Crystal Agglomeration and Microscopic Molecular Exchange Mechanism in Antisolvent Crystallization

Agglomeration is a significant challenge in antisolvent crystallization, especially when it comes to crystallizing insoluble drugs. This study aimed to address this issue by taking a unique, dynamic molecular perspective and proposing a solution based on microscopic molecular exchange. Atorvastatin calcium, a widely prescribed medication for lowering blood lipids, was used as a case for antisolvent crystallization, which is also prone to agglomeration. Kinetic experiments revealed the rapid exchange between solvent and antisolvent, leading to precipitation occurring within a mere 0.0333 s. Thermodynamic investigations further showed that each droplet had the potential to generate an astonishing equivalent nucleation rate of up to 5 billion nuclei per second.
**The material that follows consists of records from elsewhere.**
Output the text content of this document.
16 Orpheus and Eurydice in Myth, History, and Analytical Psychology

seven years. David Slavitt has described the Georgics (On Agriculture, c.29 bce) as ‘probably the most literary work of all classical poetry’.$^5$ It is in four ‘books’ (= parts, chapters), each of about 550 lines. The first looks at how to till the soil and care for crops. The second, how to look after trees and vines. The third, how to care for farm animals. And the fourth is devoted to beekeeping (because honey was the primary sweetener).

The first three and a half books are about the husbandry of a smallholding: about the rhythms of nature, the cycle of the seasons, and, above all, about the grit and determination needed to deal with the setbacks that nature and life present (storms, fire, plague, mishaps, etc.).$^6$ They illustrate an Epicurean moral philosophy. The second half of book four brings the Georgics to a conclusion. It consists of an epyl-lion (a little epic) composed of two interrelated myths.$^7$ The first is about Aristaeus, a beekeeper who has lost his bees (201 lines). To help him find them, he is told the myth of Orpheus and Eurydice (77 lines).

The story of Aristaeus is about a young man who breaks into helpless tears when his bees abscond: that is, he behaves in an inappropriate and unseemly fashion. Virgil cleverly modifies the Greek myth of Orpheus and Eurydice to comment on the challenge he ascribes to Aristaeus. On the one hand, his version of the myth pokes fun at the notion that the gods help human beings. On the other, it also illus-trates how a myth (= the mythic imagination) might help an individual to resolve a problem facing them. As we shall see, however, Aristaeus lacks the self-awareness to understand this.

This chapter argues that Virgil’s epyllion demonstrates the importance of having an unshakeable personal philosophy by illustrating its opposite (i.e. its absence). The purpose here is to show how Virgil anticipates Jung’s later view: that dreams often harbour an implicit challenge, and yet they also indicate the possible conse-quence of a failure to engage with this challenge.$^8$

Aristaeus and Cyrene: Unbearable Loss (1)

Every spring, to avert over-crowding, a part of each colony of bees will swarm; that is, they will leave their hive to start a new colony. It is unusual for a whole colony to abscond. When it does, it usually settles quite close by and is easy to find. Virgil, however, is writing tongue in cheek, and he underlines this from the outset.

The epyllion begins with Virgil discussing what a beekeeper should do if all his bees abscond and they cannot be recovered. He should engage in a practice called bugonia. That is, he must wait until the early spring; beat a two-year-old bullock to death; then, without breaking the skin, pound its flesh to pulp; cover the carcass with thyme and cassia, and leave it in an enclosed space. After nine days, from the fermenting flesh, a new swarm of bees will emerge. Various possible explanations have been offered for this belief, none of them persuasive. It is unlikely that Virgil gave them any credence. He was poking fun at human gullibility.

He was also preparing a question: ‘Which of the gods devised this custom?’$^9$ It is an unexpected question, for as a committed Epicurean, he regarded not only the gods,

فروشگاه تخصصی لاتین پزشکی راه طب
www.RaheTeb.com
The rapid precipitation and small nucleation region, coupled with a large number of nuclei, worsened the crystal agglomeration problem. However, it was found that this molecular exchange process can be slowed by the solvent composition. Specifically, when the methanol mole fraction in the crystallization system reached approximately 50%, the equivalent nucleation rate decreased significantly to about 100 million per second. Armed with this crucial finding, a strategy was devised to overcome agglomeration by simultaneously adding the solution and antisolvent to maintain a lower exchange rate, which effectively avoided agglomeration and promoted the purification of atorvastatin calcium.